Cleantech has provided GBI the following conclusions that were offered in the report:

 

  • Verifiable energy and carbon accounting will drive the adoption of Internet-enabled tools that provide visibility and control over increasingly sophisticated systems, including new lighting architectures and smart windows. Proliferation of building information modeling (BIM) tools from vendors such as Autodesk (RevIt) and Google (SketchUp), coupled with new energy modeling plug-ins from players such as the U.S. Department of Energy (EnergyPlus) and Integrated Environmental Solutions (VE-ware), support the new kind of collaboration required from architects, engineers, and buildings to achieve performance expectations. The next step will be to link BIM models to building and energy management systems in facilities.
  • Firms such as EnerNOC and CPower have helped companies automate their demand reduction to maximize earnings and are providing "continuous monitoring" services that ensure that buildings are running efficiently given their usage. Other startups are helping companies move beyond the few demand response days per year to sell scheduled demand reduction into wholesale markets. Firms such as Viridity Energy are helping building owners monitor, predict, automate, and sell scheduled demand reduction back into wholesale markets continuously, depending on market pricing and internal circumstances.
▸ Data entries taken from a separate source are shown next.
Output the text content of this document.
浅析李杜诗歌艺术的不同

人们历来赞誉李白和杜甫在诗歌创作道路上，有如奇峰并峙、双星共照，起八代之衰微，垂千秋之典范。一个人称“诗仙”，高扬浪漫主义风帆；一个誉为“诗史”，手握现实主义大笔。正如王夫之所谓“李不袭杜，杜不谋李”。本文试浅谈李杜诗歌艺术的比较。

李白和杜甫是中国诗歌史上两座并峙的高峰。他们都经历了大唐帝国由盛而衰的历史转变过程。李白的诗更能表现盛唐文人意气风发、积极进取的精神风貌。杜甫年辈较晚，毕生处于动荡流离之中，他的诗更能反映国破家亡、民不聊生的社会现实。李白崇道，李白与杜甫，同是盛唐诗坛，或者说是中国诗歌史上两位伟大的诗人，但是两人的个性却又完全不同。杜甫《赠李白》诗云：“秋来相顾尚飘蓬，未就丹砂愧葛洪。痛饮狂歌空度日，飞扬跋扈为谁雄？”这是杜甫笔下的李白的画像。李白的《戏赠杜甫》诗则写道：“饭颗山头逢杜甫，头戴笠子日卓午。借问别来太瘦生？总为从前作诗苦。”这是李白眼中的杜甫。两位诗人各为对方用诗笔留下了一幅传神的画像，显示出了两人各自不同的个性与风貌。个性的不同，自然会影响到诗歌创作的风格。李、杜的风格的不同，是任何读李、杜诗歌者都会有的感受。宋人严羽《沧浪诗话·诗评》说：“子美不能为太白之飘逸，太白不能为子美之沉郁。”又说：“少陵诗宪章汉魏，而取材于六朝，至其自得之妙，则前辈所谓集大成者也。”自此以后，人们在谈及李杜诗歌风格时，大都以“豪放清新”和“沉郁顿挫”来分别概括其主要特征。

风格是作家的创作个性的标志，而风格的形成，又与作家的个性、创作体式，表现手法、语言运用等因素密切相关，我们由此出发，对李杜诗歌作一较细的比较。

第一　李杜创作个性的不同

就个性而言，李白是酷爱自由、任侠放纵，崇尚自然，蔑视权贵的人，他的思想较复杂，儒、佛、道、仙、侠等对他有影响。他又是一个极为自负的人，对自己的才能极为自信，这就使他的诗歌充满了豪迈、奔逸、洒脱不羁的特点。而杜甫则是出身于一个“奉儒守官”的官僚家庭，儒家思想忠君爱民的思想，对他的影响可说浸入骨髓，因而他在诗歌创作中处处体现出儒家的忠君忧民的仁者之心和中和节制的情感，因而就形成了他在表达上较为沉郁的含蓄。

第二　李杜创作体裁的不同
  • The movement toward measuring the whole building performance will drive the integration of efficiency efforts to lower demand with renewable energy projects to increase clean supply. Firms such as EPS and Valence Energy already are toe-dipping across these supply and demand silos, and Boeing's customers at the U.S. Department of Defense are showing interest. Add new developments in energy storage from vendors such as Ice Energy and Bloom Energy -- as well as vehicles with their consumption needs and batteries for storage -- and smart building owners will have the capacity to make real-time decisions about when to buy, sell, or store energy to maximize cost reductions or even maximize revenue if generating power locally.
  • Closer attention to carbon accounting eventually will cause building managers, owners, and tenants to question the economy of running a partially filled building as employees travel, visit clients, or work from home. Digitized buildings that tie together access control, energy systems, and yield management will save money by only firing up lighting and HVAC systems as needed by floor but will also enable managers to "right-size" rentals based on usage or rent out space when unoccupied. Like car sharing and office on-demand operations -- including Techspace, eEmerge, and Sunshine Suites -- will rebrand themselves as energy efficiency plays, similar to Green Desk. Building owners and investors can mimic these models to increase the occupancy in buildings, thus driving more revenue while improving energy performance and carbon ratings.
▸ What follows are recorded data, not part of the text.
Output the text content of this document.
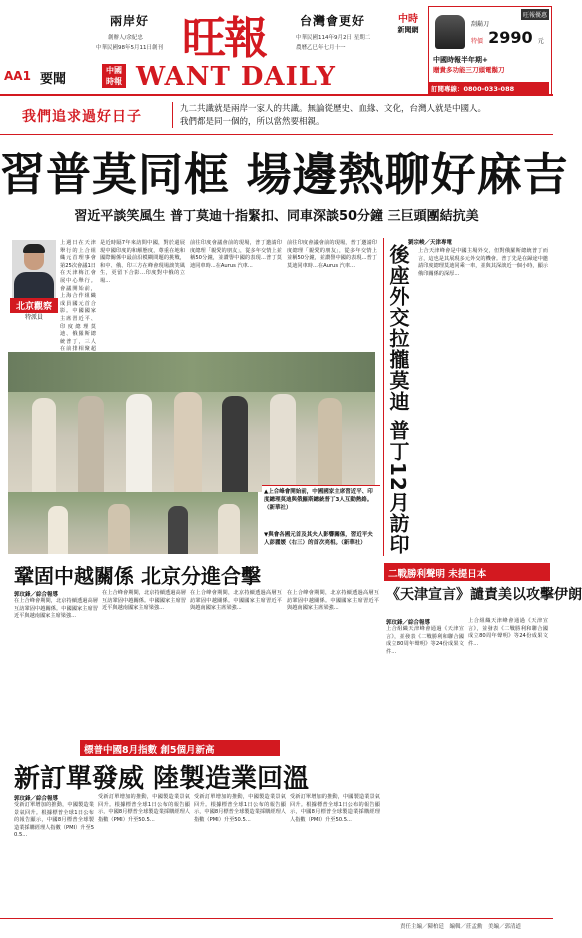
兩岸好	台灣會更好
創辦人/余紀忠
中華民國98年5月11日創刊 旺報	中華民國114年9月2日 星期二
農曆乙巳年七月十一
中時
新聞網
AA1 要聞
中國時報 WANT DAILY
旺報優惠
刮鬍刀
特價 2990 元
中國時報半年期+
贈貴多功能三刀頭電鬍刀
訂閱專線：0800-033-088
我們追求過好日子	九二共識就是兩岸一家人的共識。無論從歷史、血緣、文化，台灣人就是中國人。
我們都是同一個的，所以當然要相親。
習普莫同框 場邊熱聊好麻吉
習近平談笑風生 普丁莫迪十指緊扣、同車深談50分鐘 三巨頭團結抗美
北京觀察
特派員
上週日在天津舉行的上合組織元首理事會第25次會議1日在天津梅江會展中心舉行。會議開始前，上海合作組織成員國元首合影。中國國家主席習近平、印度總理莫迪、俄羅斯總統普丁，三人在前排相聚超
是近時隔7年來訪問中國，對於還展現中國印度的和解態度，尊重在地和國際關係中最前沿模糊問題的挑戰，和中、俄、印三方在峰會現場談笑風生，更留下合影...印度對中俄的立場...
前往印度會議會前的現場，普丁邀請印度總理「親愛的朋友」，從多年交情上並稱50分鐘，並讚譽中國的表現...普丁莫迪同車時...在Aurus 汽車...
前往印度會議會前的現場，普丁邀請印度總理「親愛的朋友」，從多年交情上並稱50分鐘，並讚譽中國的表現...普丁莫迪同車時...在Aurus 汽車...
▲上合峰會開始前，中國國家主席習近平、印度總理莫迪與俄羅斯總統普丁3人互動熱絡。（新華社）
▼與會各國元首及其夫人影響關係，習近平夫人彭麗媛（右三）的首次亮相。（新華社）
劉宗峻／天津專電
後座外交拉攏莫迪 普丁12月訪印 上合天津峰會是中國主場外交，但對俄羅斯總統普丁而言，這也是其展現多元外交的機會。普丁先是在歸途中邀請印度總理莫迪同乘一車，並與其深談近一個小時，顯示俄印關係的深厚...
鞏固中越關係 北京分進合擊
郭玟鋒／綜合報導
在上合峰會期間，北京持續透過高層互訪鞏固中越關係。中國國家主席習近平與越南國家主席梁強...
在上合峰會期間，北京持續透過高層互訪鞏固中越關係。中國國家主席習近平與越南國家主席梁強...
在上合峰會期間，北京持續透過高層互訪鞏固中越關係。中國國家主席習近平與越南國家主席梁強...
在上合峰會期間，北京持續透過高層互訪鞏固中越關係。中國國家主席習近平與越南國家主席梁強...
二戰勝利聲明 未提日本
《天津宣言》譴責美以攻擊伊朗
郭玟鋒／綜合報導
上合組織天津峰會通過《天津宣言》，並發表《二戰勝利和聯合國成立80周年聲明》等24份成果文件...
上合組織天津峰會通過《天津宣言》，並發表《二戰勝利和聯合國成立80周年聲明》等24份成果文件...
標普中國8月指數 創5個月新高
新訂單發威 陸製造業回溫
郭玟鋒／綜合報導
受新訂單增加的推動，中國製造業景氣回升。根據標普全球1日公布的報告顯示，中國8月標普全球製造業採購經理人指數（PMI）升至50.5...
受新訂單增加的推動，中國製造業景氣回升。根據標普全球1日公布的報告顯示，中國8月標普全球製造業採購經理人指數（PMI）升至50.5...
受新訂單增加的推動，中國製造業景氣回升。根據標普全球1日公布的報告顯示，中國8月標普全球製造業採購經理人指數（PMI）升至50.5...
受新訂單增加的推動，中國製造業景氣回升。根據標普全球1日公布的報告顯示，中國8月標普全球製造業採購經理人指數（PMI）升至50.5...
責任主編／陳柏廷　編輯／莊孟勳　美編／郭清道
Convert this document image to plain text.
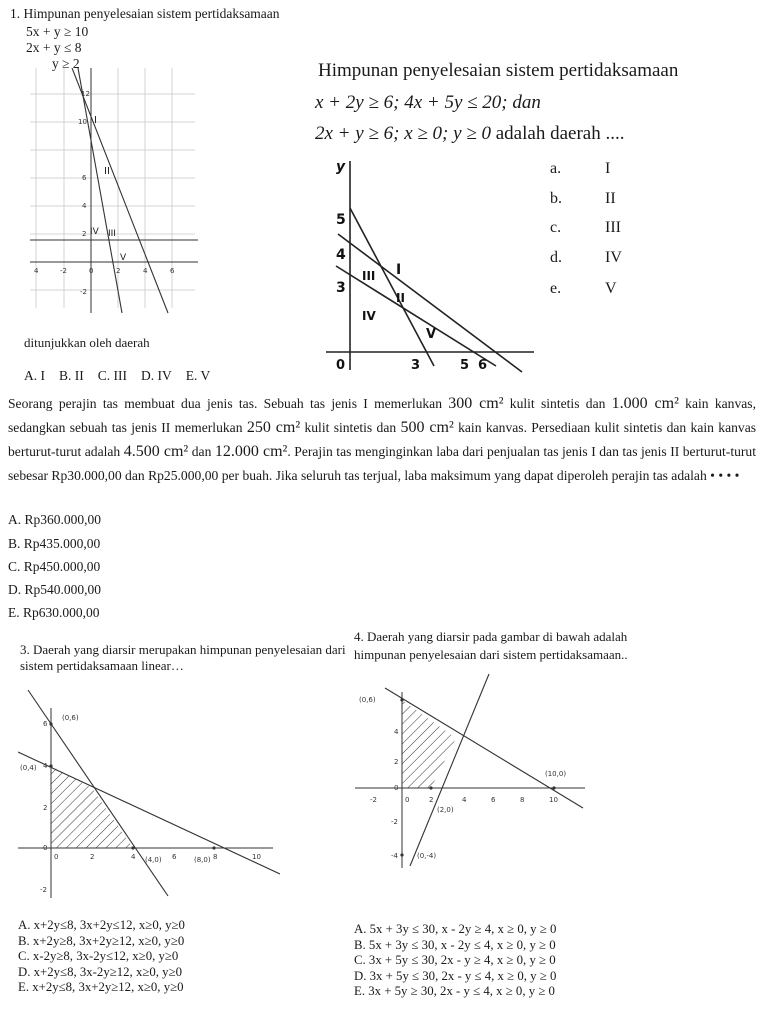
1. Himpunan penyelesaian sistem pertidaksamaan
5x + y ≥ 10
2x + y ≤ 8
y ≥ 2
12
10
6
4
2
-2
4	-2	0	2	4	6
I
II
IV III
V
ditunjukkan oleh daerah
A. I B. II C. III D. IV E. V
Himpunan penyelesaian sistem pertidaksamaan
x + 2y ≥ 6; 4x + 5y ≤ 20; dan
2x + y ≥ 6; x ≥ 0; y ≥ 0 adalah daerah ....
y
5
4
3
0	3	5 6
I
III
II
IV
V
a.	I
b.	II
c.	III
d.	IV
e.	V
Seorang perajin tas membuat dua jenis tas. Sebuah tas jenis I memerlukan 300 cm² kulit sintetis dan 1.000 cm² kain kanvas, sedangkan sebuah tas jenis II memerlukan 250 cm² kulit sintetis dan 500 cm² kain kanvas. Persediaan kulit sintetis dan kain kanvas berturut-turut adalah 4.500 cm² dan 12.000 cm². Perajin tas menginginkan laba dari penjualan tas jenis I dan tas jenis II berturut-turut sebesar Rp30.000,00 dan Rp25.000,00 per buah. Jika seluruh tas terjual, laba maksimum yang dapat diperoleh perajin tas adalah • • • •
A. Rp360.000,00
B. Rp435.000,00
C. Rp450.000,00
D. Rp540.000,00
E. Rp630.000,00
3. Daerah yang diarsir merupakan himpunan penyelesaian dari sistem pertidaksamaan linear…
(0,6)
(0,4)
(4,0)	(8,0)
6
4
2
0
-2
0	2	4	6	8	10
A. x+2y≤8, 3x+2y≤12, x≥0, y≥0
B. x+2y≥8, 3x+2y≥12, x≥0, y≥0
C. x-2y≥8, 3x-2y≤12, x≥0, y≥0
D. x+2y≤8, 3x-2y≥12, x≥0, y≥0
E. x+2y≤8, 3x+2y≥12, x≥0, y≥0
4. Daerah yang diarsir pada gambar di bawah adalah
himpunan penyelesaian dari sistem pertidaksamaan..
(0,6)
(10,0)
(2,0)
(0,-4)
4
2
0
-2
-4
-2	0	2	4	6	8	10
A. 5x + 3y ≤ 30, x - 2y ≥ 4, x ≥ 0, y ≥ 0
B. 5x + 3y ≤ 30, x - 2y ≤ 4, x ≥ 0, y ≥ 0
C. 3x + 5y ≤ 30, 2x - y ≥ 4, x ≥ 0, y ≥ 0
D. 3x + 5y ≤ 30, 2x - y ≤ 4, x ≥ 0, y ≥ 0
E. 3x + 5y ≥ 30, 2x - y ≤ 4, x ≥ 0, y ≥ 0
  • While vendors such as Adura Technologies (lighting) and Serious Materials (building materials and windows) offer efficient and cost-competitive products, they will face increasing pressure to be part of integrated solutions for buildings. Newer vendors such as Redwood Systems and Juice Technologies, which aim to fundamentally change the structure of lighting implementation and control, point out the need for such a holistic building approach to efficiency. The same goes for the electrically switchable "smart glass" windows that can be connected to sensors and change form based on controlled by electric current, such as those from Soladigm and Sage Electrochromics.